After spending our first night in Bar Harbor, ME, where we returned to Southwest Harbor to have dinner at the Dry Dock Cafe - the same restaurant we ate at last year on our trip to Acadia National Park - we stayed for 6 days in Nova Scotia, 3 on the south coast and 3 on the Bay of Fundy. The B&B we chose for our first 3 nights, the Atlantic Sojourn in Lunenburg, was wonderful. It is owned by two great ladies, Sebelle and Susan, who know how run a B&B with style. We felt like we were visiting old friends. The house is filled with Sebelle's extensive collection of watercolors and each of the guest rooms is named after a different flower. On our first night, we stayed in the Mayflower room and then moved into the Lady Slipper, which was a little larger. Breakfast each morning was made to order from a menu that included fresh fruit, several styles of eggs, and a variety of cereals and breads. Along with the great food, we had the interesting company of the other guests each morning that caused us to linger in the dining room before heading out each day. By the way, we chose the Atlantic Sojourn not only because it was in Lunenburg, but also because Susan and Sebelle had last worked at Mt. Wachusett Community College, which is very near here. In fact, it turns out we have some friends in common.
Our first day in Nova Scotia was spent traveling - first across the Bay of Fundy on The Cat, a high-speed catamaran - which made me seasick - then driving from Yarmouth, NS to Lunenburg. We had dinner at the Old Fish Factory in Lunenburg that night and hit the hay early. We explored the south coast west of Lunenburg our second day, and went east as far as Halifax on the third. After that we drove north to Grand Pre and then west along the Fundy shore to Digby, where we stayed at the Habourview Inn for our last two nights. This trip encompassed only the southwestern half of the province, so we will have to return another time to see the rest - especially Cape Breton Island - and possibly go on from there to Prince Edward Island.

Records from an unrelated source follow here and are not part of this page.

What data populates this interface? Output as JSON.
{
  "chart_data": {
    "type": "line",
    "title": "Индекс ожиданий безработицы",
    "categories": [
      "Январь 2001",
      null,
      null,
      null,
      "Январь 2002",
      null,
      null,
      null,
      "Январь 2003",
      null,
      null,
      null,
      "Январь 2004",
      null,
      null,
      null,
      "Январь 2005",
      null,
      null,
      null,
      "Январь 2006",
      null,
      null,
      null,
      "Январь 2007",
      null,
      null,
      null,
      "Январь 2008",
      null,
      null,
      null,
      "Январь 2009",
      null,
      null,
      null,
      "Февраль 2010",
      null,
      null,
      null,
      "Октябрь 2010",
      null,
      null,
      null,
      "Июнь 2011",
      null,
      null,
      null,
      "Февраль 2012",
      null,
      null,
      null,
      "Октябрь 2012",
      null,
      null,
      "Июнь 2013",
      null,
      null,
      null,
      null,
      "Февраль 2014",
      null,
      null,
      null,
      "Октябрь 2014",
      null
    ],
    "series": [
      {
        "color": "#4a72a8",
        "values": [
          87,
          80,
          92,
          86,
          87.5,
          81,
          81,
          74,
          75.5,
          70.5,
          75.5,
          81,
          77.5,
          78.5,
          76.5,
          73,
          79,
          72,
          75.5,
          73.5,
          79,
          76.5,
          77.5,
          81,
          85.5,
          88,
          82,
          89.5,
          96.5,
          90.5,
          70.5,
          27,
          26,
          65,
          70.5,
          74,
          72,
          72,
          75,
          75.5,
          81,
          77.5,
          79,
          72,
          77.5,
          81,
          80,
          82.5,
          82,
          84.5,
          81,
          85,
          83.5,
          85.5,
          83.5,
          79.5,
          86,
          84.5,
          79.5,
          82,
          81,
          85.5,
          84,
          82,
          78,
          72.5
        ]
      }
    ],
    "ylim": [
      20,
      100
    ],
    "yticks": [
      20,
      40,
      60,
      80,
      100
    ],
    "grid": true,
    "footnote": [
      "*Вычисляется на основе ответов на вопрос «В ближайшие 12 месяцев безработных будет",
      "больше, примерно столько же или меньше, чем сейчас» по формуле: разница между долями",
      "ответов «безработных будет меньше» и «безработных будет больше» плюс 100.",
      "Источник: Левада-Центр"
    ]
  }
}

There's a lot to like about Nova Scotia. Its climate and landscape feels and looks very much like home - although perhaps New England of 40 or 50 years ago - small towns, few shopping malls and franchises, lots of open space. The coastline is rugged and rocky, like Maine's, and there is a lot of wildlife to be seen. One day we came face to face with a porcupine and there are deer everywhere. All sorts of birds are abundant. We enjoyed hiking the trail to The Ovens sea caves and out to see the seals frolicking in the ocean off the Kejimkujik Seaside Adjunct. We visited some forts, including the Citadel in Halifax - a long, high climb - and Port Royal and Fort Ann near Annapolis Royal. We visited lighthouses at Peggy's Cove, Fort Point in Liverpool, and Cape Forchu in Yarmouth, and had memorable meals at the LaHave Bakery, Grand Pre winery, and the Seafire restaurant in Marriott's Cove. We saw boats aground at low tide in Hall's Harbor and learned the sad history of the expulsion of the Acadians by the British between 1755 and 1763 at the Grand Pre National Historic Site, where a statue, a church, and lovely gardens commemorate the history of the people Longfellow chronicled in his poem Evangeline. We wandered the paths of the Historic Gardens in Annapolis Royal in the rain and then warmed up with homemade soup and hearty sandwiches at the German Bakery. We drove back roads through Bear Creek to Greenwood where we spent a fascinating morning at the Military Aviation Museum looking at World War II planes, including a Lancaster, and learning about RAF history.
We loved driving Bugle1 on Crescent Beach and enjoyed many lovely views of boats sailing on the sparkling ocean - particularly the tall ship Caledonia, which we encountered off the coast on two different days. On our last day we meandered along the coast from Digby to Yarmouth, stopping along the way at St. Mary's Catholic church, purported to be the largest wooden church in North America, which contains an exhibit of all kinds of Catholic artifacts and ornate vestments.
Having learned a hard lesson from my first trip on The Cat, I was properly prepared for our return voyage, and even though it was choppy, survived the 5 1/2 hour trip to Portland, ME just fine.